5. Demonstrate relevant capacities in problem solving, critical thinking and report writing.


This course contributes to the following Program Learning Outcome for
• BH079 - Bachelor of Engineering (Chemical Engineering) (Honours)
• BH098 - Bachelor of Science (Applied Chemistry) / Bachelor of Engineering (Chemical Engineering) (Honours)
• BH099 Bachelor of Science (Food Technology & Nutrition) / Bachelor of Engineering (Chemical Engineering) (Honours)
• BH087 - Bachelor of Engineering (Chemical Engineering) / (Honours)/Bachelor of Science (Biotechnology)
• BH085 - Bachelor of Engineering (Chemical Engineering) (Honours) / Bachelor of Business (Management).
1.2. Conceptual understanding of mathematics, numerical analysis, computer and information sciences which underpin the engineering discipline.


Overview of Learning Activities

This course is presented using a mixture of classroom instruction; in-class problem-based exercises; online quizzes and nline tests; and problem-based computer laboratory assignments.
Primarily you will be learning in face-to-face lectures where key concepts and their applications will be explained and illustrated with many examples.
An online course site will be used to disseminate course materials, provide you access to online quizzes and online tests and to submit the problem-based computer laboratory assignments.
Problem-based weekly exercises will build your capacity to solve problems and to think analytically and critically.

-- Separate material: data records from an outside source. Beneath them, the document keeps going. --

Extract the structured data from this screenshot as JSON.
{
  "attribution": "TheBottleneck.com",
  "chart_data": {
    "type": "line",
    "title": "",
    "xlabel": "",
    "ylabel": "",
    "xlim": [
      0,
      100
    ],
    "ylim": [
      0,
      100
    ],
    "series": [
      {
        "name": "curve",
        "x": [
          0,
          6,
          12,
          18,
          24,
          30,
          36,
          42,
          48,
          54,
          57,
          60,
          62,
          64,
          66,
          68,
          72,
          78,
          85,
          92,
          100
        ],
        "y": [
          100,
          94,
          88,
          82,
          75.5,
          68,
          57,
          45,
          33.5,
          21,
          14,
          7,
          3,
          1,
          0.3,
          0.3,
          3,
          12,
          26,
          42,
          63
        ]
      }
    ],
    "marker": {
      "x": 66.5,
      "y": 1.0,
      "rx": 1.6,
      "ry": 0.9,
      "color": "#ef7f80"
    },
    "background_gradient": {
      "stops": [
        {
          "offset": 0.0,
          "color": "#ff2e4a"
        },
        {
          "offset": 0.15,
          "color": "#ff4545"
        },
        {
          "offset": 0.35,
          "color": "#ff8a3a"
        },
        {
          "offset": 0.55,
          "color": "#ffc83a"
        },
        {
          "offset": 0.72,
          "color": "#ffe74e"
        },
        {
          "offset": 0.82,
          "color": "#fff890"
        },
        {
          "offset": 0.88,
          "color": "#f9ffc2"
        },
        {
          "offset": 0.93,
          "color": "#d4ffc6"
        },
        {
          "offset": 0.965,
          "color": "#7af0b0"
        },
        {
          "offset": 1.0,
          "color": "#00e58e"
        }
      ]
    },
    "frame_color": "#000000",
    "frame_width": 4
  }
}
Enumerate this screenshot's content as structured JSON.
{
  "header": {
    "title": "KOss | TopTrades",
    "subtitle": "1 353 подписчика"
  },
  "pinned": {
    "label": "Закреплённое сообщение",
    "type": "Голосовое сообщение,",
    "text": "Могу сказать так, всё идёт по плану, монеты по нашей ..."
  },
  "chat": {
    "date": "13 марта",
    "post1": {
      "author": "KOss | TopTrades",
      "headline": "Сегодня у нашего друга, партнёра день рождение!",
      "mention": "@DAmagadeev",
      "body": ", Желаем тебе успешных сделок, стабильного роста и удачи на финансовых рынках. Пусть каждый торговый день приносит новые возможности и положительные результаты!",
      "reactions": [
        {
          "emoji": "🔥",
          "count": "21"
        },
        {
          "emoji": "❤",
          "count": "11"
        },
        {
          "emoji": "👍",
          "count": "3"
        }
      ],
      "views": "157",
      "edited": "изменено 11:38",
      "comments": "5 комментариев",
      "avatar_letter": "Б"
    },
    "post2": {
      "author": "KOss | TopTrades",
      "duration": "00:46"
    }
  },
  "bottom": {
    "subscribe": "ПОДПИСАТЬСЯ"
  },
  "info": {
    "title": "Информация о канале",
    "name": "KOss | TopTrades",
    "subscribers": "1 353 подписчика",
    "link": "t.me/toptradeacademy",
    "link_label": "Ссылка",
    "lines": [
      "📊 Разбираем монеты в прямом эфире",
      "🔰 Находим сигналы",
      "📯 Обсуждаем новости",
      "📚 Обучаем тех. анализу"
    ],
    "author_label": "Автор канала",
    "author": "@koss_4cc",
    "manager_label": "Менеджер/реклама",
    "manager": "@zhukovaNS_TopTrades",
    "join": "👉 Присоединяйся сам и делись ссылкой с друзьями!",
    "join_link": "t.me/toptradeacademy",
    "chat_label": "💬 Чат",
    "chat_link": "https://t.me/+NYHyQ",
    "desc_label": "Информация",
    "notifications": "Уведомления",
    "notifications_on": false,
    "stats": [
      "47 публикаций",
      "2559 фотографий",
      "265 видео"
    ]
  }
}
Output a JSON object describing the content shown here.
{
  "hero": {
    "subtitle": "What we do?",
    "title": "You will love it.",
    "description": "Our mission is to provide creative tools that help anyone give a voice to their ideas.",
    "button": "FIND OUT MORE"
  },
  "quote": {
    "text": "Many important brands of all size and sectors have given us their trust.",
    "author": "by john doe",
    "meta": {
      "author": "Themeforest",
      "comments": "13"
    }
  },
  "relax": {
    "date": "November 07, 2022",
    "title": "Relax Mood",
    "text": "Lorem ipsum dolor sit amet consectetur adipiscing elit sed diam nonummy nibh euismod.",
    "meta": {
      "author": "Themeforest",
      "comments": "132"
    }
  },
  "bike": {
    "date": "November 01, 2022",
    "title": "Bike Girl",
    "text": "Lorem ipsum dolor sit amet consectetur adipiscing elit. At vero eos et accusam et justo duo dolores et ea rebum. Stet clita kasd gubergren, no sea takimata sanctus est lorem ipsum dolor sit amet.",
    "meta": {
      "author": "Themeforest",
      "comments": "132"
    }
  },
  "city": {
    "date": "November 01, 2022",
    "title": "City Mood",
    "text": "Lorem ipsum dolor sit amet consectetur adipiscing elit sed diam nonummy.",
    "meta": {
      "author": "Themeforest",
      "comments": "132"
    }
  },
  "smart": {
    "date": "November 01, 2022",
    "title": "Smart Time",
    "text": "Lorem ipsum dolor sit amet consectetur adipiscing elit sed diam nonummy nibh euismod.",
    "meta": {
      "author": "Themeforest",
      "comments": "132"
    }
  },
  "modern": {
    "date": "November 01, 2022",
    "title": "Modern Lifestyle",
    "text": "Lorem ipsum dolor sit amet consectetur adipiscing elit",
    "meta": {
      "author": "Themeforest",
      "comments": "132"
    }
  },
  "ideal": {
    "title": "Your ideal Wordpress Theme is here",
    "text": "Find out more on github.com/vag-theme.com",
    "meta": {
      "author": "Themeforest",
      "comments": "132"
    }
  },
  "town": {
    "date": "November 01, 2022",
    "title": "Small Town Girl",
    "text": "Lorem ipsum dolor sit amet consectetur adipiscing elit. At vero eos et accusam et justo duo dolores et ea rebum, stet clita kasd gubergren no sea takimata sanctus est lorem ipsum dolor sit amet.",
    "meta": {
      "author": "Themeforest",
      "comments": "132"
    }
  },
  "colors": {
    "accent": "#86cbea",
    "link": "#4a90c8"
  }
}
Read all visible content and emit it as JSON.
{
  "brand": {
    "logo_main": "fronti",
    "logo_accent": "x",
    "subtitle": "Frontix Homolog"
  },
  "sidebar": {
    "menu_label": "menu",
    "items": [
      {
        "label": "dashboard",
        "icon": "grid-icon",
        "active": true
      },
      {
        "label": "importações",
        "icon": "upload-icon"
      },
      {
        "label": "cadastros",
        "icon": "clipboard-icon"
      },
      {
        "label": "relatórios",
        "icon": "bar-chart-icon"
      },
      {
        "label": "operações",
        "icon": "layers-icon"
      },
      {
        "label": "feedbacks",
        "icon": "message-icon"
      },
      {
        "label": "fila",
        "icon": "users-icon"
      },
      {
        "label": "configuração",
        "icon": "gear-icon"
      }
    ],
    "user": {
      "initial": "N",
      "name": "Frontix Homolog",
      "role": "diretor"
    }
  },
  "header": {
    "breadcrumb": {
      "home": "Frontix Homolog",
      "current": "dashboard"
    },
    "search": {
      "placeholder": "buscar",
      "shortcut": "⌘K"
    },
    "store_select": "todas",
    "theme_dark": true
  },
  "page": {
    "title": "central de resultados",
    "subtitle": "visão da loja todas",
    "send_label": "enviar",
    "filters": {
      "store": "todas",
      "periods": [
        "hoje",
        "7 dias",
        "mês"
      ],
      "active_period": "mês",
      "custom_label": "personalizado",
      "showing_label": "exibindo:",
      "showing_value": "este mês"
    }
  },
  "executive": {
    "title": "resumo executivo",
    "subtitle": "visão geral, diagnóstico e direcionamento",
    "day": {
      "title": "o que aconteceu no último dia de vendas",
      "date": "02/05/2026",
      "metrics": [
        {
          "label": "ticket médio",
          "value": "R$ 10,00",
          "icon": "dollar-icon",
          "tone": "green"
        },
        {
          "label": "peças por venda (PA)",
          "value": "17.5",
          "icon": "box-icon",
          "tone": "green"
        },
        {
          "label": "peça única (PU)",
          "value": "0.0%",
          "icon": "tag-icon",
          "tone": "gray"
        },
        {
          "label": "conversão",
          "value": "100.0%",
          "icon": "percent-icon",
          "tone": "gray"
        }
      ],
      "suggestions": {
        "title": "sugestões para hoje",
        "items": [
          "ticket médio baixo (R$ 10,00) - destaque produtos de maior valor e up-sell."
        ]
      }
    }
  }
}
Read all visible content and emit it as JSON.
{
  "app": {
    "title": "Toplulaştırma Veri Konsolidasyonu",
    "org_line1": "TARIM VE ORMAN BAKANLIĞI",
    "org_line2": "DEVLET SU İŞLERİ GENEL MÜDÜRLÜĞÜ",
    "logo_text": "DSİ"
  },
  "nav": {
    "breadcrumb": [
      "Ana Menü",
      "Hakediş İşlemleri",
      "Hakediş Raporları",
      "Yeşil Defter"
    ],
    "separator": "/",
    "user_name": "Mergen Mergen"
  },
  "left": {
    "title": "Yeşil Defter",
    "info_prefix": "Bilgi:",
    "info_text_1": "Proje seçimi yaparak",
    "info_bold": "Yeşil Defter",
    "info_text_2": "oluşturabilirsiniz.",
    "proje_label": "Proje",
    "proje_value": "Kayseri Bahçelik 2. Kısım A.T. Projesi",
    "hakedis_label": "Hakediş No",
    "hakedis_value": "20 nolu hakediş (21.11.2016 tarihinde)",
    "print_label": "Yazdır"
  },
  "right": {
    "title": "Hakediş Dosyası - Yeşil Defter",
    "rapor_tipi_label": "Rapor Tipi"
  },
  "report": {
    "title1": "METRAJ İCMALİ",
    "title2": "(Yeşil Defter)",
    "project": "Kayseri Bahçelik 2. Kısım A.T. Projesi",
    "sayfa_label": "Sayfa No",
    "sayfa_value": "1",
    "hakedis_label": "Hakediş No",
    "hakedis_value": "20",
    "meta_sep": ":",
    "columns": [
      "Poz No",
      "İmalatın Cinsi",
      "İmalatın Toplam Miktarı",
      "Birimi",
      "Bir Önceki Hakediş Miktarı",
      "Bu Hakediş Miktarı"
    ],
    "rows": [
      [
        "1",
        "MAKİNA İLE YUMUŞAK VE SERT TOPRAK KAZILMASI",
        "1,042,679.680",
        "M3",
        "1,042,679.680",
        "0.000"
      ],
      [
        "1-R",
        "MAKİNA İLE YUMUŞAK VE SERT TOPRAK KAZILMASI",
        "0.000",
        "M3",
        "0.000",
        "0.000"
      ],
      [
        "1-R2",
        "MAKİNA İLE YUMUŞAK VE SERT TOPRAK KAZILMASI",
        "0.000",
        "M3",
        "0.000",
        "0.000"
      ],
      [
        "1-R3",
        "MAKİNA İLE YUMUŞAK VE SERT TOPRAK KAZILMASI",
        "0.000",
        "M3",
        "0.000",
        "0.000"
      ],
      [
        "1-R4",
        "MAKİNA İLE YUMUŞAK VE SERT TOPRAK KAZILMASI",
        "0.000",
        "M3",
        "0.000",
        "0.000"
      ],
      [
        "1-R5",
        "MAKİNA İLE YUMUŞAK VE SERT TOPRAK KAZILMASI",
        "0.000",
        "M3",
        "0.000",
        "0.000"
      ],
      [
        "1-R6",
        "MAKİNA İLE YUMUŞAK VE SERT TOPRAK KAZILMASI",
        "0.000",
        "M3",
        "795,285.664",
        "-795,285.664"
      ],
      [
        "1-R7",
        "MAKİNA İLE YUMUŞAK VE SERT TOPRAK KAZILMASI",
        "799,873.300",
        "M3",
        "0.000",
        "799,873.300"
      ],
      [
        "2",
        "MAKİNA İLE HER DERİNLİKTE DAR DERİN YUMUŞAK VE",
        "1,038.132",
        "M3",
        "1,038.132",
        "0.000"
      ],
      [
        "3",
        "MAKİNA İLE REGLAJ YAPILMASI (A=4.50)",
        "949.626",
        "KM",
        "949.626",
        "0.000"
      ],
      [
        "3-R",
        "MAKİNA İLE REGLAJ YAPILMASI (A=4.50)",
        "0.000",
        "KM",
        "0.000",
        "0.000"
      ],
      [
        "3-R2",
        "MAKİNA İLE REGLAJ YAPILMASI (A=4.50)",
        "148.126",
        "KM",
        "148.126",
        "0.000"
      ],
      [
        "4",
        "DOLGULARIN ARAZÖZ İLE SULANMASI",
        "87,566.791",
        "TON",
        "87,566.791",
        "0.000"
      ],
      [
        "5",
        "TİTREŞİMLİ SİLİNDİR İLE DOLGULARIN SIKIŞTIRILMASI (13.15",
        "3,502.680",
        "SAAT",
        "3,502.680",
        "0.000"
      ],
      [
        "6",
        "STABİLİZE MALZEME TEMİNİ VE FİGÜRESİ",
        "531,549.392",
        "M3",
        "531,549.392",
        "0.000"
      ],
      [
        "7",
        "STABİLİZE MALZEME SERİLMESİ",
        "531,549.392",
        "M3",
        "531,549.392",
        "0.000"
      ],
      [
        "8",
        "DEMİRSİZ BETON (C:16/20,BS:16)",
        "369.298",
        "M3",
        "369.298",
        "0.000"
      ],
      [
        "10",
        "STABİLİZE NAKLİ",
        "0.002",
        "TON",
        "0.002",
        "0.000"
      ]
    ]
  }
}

Mathematical theories and applications will also be reinforced through the online quizzes and tests. Online quizzes are designed to provide instant feedback and can be attempted as many times as you like until proficiency in the learning objectives is achieved before you attempt the corresponding online tests. The computational laboratory sessions are designed to assist students in learning to use the industrial engineering simulation software ANSYS. Assignments will enhance your understanding of mathematical theories and help you to develop  abilities in applying mathematical theories to analyse and solve real engineering problems.
Sample exam style questions are provided to assist in your preparation for the final examination.
 

Teacher Guided Hours: 4 hours per week (3 lecture hours and 1 computer lab hour).
Learner Directed Hours: 6 hours per week (Online quizzes and tests; weekly exercises; and computer assignments).
 


Overview of Learning Resources

A Canvas site links to the course Google site where you will find:


1. Teaching schedule and suggested reading
2. Assessment guide and assessment schedule.
3. Guide to online tests.
4. Lecture slides.
5. Computer lab guides for using Excel in statistics
6. Assignment papers
7. Recommended references.
8. Tables and formula sheets.
9. Weekly exercises and answers.
10. Practice exam questions.


You can access Maths learning resources through myDesktop (http://rmit.libguides.com/mathstats).
You can access industrial simulation software ANSYS in the Maths department computer labs: 8.9.48, 8.9.49 and 8.9.58, Chemical engineering computer labs and the RMIT University 24 hours computer lab, 28.03.002.
Access to ANSYS software is available by downloading the free ANSYS Student software version at the following website: http://www.ansys.com/Student on to their personal computers. You can learn to use ANSYS in  your own time and location,  not only during this course of study but also in your future career.


Overview of Assessment

This course has no hurdle requirements.

Early Assessment Task:  (Weeks 2-6), Online Tests
Weighting: 12%
This assessment task supports CLO (1) 

Assessment Task 2: Tests
Weighting: 18%
This assessment task supports CLOs (1),(2),(3),(4). 

Assessment Task 3: FEM Assignments
Weighting: 20%
This assessment task supports CLOs (4), (5). 

Assessment Task 4:  End of semester Exam (2-hour open book)
Weighting: 50%
This assessment task supports CLOs: (1),(2),(3),(4),(5).